[Wien] Running parallel job with Slurm+intel mpi
Gavin Abo
gsabo at crimson.ua.edu
Thu Jun 23 03:59:19 CEST 2016
SIGSEGV errors can be not easy to solve, because they can have many
possible causes:
http://www.democritos.it/pipermail/pw_forum/2005-March/002272.html
http://software.intel.com/en-us/articles/determining-root-cause-of-sigsegv-or-sigbus-errors/
However, maybe the cause is the same as a similar case that occurred
before where the error occurred when -lmkl_blacs_lp64 was used when
-lmkl_blacs_openmpi_lp64 should have been used instead for Open MPI [
http://www.mail-archive.com/wien%40zeus.theochem.tuwien.ac.at/msg12746.html
].
What blacs did you use in your parallel compiler options (for RP_LIB)
when you compiled WIEN2k using Open MPI?
On 6/22/2016 7:30 AM, Md.

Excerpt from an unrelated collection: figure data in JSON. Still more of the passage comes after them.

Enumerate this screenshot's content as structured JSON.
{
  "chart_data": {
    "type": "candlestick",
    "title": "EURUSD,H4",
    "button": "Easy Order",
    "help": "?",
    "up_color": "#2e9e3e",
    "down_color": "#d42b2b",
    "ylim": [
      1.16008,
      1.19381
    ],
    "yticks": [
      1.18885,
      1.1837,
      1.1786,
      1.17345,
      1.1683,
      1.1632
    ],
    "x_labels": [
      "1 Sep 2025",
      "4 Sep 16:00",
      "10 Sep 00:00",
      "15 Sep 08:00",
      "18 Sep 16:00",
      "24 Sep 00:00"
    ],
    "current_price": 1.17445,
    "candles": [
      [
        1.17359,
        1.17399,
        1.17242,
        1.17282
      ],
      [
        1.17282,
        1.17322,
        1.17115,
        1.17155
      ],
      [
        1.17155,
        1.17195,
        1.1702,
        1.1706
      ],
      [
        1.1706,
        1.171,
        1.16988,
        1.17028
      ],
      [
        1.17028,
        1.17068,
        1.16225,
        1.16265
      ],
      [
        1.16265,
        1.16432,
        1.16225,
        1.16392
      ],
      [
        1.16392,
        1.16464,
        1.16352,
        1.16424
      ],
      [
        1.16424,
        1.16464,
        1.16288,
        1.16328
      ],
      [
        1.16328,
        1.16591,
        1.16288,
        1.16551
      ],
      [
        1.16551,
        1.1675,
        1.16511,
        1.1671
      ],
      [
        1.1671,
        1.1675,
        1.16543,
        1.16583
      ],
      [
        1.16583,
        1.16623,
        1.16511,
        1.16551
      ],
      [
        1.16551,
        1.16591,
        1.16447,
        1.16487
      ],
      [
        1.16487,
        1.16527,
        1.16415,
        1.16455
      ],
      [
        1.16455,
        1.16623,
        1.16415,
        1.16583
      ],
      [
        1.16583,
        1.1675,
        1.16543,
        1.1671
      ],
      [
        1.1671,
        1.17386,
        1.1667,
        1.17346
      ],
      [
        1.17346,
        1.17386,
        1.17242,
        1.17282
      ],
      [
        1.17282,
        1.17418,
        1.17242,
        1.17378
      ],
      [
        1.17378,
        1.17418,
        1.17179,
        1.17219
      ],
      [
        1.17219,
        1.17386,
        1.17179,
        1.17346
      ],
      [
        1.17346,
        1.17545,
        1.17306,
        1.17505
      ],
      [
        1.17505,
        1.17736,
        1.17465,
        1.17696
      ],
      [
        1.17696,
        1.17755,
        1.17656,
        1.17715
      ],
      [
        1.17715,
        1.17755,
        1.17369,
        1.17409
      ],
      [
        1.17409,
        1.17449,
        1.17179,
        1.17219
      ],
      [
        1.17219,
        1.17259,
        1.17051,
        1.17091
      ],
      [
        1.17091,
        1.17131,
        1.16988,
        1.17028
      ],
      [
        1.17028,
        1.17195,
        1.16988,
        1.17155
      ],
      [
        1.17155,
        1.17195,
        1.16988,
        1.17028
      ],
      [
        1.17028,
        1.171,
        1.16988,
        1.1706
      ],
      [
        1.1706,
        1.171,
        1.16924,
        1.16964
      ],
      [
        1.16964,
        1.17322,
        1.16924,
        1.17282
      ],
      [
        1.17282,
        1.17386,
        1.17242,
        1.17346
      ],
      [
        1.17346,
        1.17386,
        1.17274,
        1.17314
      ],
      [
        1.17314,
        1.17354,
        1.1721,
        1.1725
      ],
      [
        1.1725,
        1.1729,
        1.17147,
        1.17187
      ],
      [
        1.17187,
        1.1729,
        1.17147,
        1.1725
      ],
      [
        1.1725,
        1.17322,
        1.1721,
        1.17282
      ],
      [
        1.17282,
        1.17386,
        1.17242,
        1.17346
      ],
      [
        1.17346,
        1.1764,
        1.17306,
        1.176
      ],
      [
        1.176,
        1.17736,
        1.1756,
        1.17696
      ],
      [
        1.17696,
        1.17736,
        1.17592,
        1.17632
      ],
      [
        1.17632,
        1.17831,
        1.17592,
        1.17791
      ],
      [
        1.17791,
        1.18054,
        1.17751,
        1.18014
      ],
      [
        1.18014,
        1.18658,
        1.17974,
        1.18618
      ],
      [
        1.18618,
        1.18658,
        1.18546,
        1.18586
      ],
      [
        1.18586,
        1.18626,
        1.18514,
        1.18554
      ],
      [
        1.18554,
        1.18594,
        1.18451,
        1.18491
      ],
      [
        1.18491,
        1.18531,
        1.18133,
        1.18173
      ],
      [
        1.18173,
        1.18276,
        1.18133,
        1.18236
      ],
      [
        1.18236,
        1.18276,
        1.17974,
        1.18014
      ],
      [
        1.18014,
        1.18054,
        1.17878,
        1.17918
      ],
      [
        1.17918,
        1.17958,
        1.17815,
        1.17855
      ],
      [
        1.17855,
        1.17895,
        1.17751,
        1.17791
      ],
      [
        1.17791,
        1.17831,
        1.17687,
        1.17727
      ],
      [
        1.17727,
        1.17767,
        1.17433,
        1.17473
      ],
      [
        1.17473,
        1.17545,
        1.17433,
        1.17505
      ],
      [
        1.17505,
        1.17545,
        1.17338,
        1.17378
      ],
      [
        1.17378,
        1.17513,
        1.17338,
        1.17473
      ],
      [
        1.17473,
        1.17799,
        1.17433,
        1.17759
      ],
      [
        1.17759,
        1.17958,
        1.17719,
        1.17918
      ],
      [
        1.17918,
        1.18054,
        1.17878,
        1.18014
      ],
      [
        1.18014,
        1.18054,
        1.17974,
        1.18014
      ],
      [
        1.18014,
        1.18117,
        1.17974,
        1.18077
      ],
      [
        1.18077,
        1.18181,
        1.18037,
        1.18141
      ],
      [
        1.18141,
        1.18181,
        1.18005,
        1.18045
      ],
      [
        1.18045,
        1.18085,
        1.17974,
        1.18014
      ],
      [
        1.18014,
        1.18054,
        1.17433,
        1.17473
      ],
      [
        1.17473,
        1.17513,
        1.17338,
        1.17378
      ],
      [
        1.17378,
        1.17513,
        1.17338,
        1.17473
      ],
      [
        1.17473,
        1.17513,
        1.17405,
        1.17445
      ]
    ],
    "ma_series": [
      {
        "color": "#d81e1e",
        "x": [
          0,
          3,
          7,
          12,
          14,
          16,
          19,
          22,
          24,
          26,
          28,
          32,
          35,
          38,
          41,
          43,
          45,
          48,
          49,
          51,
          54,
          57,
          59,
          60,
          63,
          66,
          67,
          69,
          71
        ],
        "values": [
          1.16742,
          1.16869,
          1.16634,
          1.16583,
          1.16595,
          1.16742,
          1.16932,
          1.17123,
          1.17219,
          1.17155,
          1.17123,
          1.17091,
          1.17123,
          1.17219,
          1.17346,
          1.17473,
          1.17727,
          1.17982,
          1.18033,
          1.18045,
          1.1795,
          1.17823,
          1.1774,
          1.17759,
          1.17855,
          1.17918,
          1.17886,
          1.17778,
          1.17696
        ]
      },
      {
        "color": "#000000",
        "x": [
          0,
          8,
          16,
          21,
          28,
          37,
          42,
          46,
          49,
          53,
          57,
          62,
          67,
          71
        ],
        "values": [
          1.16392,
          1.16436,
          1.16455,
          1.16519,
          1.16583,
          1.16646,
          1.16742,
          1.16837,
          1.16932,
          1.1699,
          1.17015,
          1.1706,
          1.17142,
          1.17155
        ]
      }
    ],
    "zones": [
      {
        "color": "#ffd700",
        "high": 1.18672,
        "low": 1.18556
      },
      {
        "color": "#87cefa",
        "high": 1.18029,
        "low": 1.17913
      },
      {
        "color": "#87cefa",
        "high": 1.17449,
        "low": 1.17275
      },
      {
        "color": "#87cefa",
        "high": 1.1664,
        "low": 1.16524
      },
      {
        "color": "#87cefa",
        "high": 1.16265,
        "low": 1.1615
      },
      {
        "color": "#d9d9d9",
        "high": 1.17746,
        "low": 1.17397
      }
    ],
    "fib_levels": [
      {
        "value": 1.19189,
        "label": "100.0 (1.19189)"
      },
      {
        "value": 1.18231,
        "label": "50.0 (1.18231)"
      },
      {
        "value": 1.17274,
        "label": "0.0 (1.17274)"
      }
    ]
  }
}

Fhokrul Islam wrote:
>
> Hi Prof Blaha,
>
>
> I have compiled MPI version of Wien2k_14.2 with OpenMPI and have
> got all MPI executables.
>
> But when I run a test calculation using 4 cores, I get the the
> following error message. Could you
>
> please let me know what should I do to fix this problem.
>
>
> case.dayfile
>
>
> start (Tue Jun 21 20:57:01 CEST 2016) with lapw0 (100/99 to go)
>
> cycle 1 (Tue Jun 21 20:57:01 CEST 2016) (100/99 to go)
>
> > lapw0 -p (20:57:01) starting parallel lapw0 at Tue Jun 21
> 20:57:02 CEST 2016
> -------- .machine0 : 4 processors
> 4.684u 0.733s 0:04.50 120.2% 0+0k 220432+4688io 78pf+0w
> > lapw1 -up -p -c (20:57:06) starting parallel lapw1 at
> Tue Jun 21 20:57:06 CEST 2016
> -> starting parallel LAPW1 jobs at Tue Jun 21 20:57:06 CEST 2016
> running LAPW1 in parallel mode (using .machines)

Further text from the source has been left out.